Proposals will need to address safety and security aspects at all levels, as well as consider the data life cycle in line with GDPR.
Proposals should aim to address bold and significant challenges to the enhancement of robot functionality and do so by utilising multidisciplinary research activities.
Proposals should address several of the following in the context of improved functional performance relevant to deployment barriers in a high impact sector:
- Robust perception and the integration of sensing into physical structures to enhance motion and perception
- Advanced safe and reliable navigation functionalities, integrating anticipation, re-planning, high-level goal optimisation. Natural human-robot interaction functionality
- Advanced cognitive capabilities, integrating any type of learning (from experience, collaborative intelligence or learning from human knowledge, frugality in terms of data, unsupervised, etc.), modelling, reasoning, introspection, etc.
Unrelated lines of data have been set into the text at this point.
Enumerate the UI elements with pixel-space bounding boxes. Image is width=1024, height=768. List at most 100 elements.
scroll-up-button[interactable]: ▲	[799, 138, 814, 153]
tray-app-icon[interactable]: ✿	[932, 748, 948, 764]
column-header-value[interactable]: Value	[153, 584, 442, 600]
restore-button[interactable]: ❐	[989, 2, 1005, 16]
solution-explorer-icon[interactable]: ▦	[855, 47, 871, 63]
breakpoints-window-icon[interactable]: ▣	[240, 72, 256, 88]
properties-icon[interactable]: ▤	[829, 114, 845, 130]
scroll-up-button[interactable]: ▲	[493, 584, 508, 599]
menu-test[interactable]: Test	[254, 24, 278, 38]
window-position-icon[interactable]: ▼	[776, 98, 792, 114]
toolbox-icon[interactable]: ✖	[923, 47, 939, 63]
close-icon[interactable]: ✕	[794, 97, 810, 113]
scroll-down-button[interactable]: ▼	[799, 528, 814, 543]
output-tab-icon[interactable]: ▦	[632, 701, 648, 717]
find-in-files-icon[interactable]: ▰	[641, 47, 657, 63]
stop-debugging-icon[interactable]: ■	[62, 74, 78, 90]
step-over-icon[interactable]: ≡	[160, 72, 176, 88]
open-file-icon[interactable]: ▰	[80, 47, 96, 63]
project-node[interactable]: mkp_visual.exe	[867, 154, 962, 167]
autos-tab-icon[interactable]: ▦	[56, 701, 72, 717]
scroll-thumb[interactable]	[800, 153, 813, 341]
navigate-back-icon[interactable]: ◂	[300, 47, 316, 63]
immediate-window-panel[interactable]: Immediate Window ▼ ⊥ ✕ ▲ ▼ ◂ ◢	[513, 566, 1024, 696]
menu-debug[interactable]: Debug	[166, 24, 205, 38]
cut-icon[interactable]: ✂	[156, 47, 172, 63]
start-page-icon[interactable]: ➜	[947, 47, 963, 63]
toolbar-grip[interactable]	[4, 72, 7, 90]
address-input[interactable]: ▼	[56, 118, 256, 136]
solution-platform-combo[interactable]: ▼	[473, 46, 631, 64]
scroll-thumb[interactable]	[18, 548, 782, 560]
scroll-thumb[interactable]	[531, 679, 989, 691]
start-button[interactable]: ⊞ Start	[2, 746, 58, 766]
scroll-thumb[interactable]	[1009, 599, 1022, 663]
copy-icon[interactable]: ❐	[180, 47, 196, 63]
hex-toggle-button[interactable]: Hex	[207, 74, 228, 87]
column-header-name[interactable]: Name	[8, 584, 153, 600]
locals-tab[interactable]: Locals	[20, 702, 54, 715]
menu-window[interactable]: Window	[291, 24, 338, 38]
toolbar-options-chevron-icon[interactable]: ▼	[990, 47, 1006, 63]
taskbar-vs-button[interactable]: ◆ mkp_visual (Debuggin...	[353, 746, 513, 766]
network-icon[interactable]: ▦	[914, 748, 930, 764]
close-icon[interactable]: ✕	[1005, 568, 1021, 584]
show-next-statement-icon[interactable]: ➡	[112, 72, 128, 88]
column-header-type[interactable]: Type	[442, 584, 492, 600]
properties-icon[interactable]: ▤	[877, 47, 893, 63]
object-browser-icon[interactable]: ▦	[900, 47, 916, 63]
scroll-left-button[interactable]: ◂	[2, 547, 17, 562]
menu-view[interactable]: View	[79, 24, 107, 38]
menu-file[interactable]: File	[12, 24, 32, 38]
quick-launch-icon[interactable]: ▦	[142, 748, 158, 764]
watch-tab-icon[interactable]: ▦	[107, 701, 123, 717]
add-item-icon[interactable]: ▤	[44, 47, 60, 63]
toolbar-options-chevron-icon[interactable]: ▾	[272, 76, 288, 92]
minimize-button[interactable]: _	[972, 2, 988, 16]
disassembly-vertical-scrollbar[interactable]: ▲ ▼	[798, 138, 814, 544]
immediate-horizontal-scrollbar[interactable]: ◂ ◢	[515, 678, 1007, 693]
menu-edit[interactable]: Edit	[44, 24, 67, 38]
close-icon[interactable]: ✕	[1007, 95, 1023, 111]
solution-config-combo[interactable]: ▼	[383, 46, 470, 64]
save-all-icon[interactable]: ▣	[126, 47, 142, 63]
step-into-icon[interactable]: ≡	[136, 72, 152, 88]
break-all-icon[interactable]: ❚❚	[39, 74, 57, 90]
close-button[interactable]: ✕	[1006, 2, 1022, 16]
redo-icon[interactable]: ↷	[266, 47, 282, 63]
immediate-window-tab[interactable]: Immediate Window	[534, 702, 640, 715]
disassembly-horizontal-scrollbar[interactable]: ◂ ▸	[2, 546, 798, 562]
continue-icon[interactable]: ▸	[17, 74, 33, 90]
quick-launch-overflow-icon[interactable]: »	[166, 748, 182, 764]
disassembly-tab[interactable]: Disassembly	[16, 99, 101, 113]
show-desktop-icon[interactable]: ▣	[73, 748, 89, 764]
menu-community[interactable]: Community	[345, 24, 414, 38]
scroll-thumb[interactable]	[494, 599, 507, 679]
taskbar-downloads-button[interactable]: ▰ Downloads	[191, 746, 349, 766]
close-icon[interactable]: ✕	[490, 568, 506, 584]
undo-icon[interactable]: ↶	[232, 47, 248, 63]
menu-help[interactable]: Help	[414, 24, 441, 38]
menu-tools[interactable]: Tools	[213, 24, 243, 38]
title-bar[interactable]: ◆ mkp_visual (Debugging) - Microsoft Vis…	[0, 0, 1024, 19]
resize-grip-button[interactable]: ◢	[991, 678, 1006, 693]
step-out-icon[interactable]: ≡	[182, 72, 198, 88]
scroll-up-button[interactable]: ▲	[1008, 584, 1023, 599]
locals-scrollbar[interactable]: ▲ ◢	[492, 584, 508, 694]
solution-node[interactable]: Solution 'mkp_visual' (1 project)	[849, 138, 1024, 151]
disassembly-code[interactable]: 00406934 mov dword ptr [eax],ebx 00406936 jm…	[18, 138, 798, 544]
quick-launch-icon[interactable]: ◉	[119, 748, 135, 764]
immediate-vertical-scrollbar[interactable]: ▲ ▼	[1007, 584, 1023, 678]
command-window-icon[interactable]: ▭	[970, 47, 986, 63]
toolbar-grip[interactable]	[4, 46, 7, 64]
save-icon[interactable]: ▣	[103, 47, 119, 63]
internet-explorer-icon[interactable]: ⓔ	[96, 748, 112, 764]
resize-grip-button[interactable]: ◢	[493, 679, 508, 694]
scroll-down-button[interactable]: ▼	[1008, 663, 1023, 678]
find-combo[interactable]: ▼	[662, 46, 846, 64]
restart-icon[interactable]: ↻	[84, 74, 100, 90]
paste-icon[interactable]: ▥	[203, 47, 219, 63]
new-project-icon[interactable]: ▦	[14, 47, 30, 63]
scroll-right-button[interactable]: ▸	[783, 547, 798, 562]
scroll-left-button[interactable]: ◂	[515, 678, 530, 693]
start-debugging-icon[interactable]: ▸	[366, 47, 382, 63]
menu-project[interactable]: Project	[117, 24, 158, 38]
- Novel design approaches, e.g. soft robotics, under-actuated, miniaturised, modular/reconfigurable robots including those capable of self-reconfiguration, e.g. for guidance/navigation/manipulations in places hard to reach
- Mobile manipulation, natural manipulation of arbitrary objects including soft, fragile or other items complex to handle (e.g. dirty, slippery, deformable)
- Advanced navigation/manipulation in extreme environments, extremely small and precise in the body, autonomous navigation on shifting and uneven surfaces and in transition, for example between water and air or water and land, field robotics in harsh environments, the handling and manipulation of extremely large/heavy objects, etc.
Where relevant, proposals should contribute to making AI and robotics solutions meet the requirements of Trustworthy AI, based on the respect of the ethical principles, the fundamental rights including critical aspects such as robustness, safety, reliability, in line with the European Approach to AI. Ethics principles need to be adopted from early stages of development and design.
Critical to success will be the interaction of End Users in the definition of the problem domains and use cases that act as barriers to long term deployment and uptake across multiple sectors.
Multidisciplinary research activities should address all of the following:
- Proposals should involve appropriate expertise in the necessary relevant disciplines to reach their objectives. SSH is particularly relevant in addressing human aspects related to human-robot interaction, sensible task distribution between humans and robots, agency, control, trust and handling of data collection, to achieve usability, trustworthiness, safety and adoption of the developed solutions.
- It is essential that scientific and technological results are reproducible and re-usable in order to contribute to the advancement of the targeted research area.
- S&T progress should be demonstrated through use-cases with major and broad socio-economic impact.
- Projects should build on or seek collaboration with existing projects and develop synergies with other relevant European, national or regional initiatives, funding programmes.
All proposals are expected to embed mechanisms to assess and demonstrate progress (with qualitative and quantitative KPIs, benchmarking and progress monitoring, as well as illustrative application use-cases demonstrating well-defined potential added value), and share communicable results with the European R&D community, through the AI-on-demand platform or Digital Industrial Platform for Robotics, public community resources, to maximise re-use of results, either by developers, or for uptake, and optimise efficiency of funding; enhancing the European AI, Data and Robotics ecosystem through the sharing of results and best practice.
This topic implements the co-programmed European Partnership on AI, data and robotics.
Specific Topic Conditions:
Activities are expected to start at TRL 2-3 and achieve TRL 4-5 by the end of the project – see General Annex B.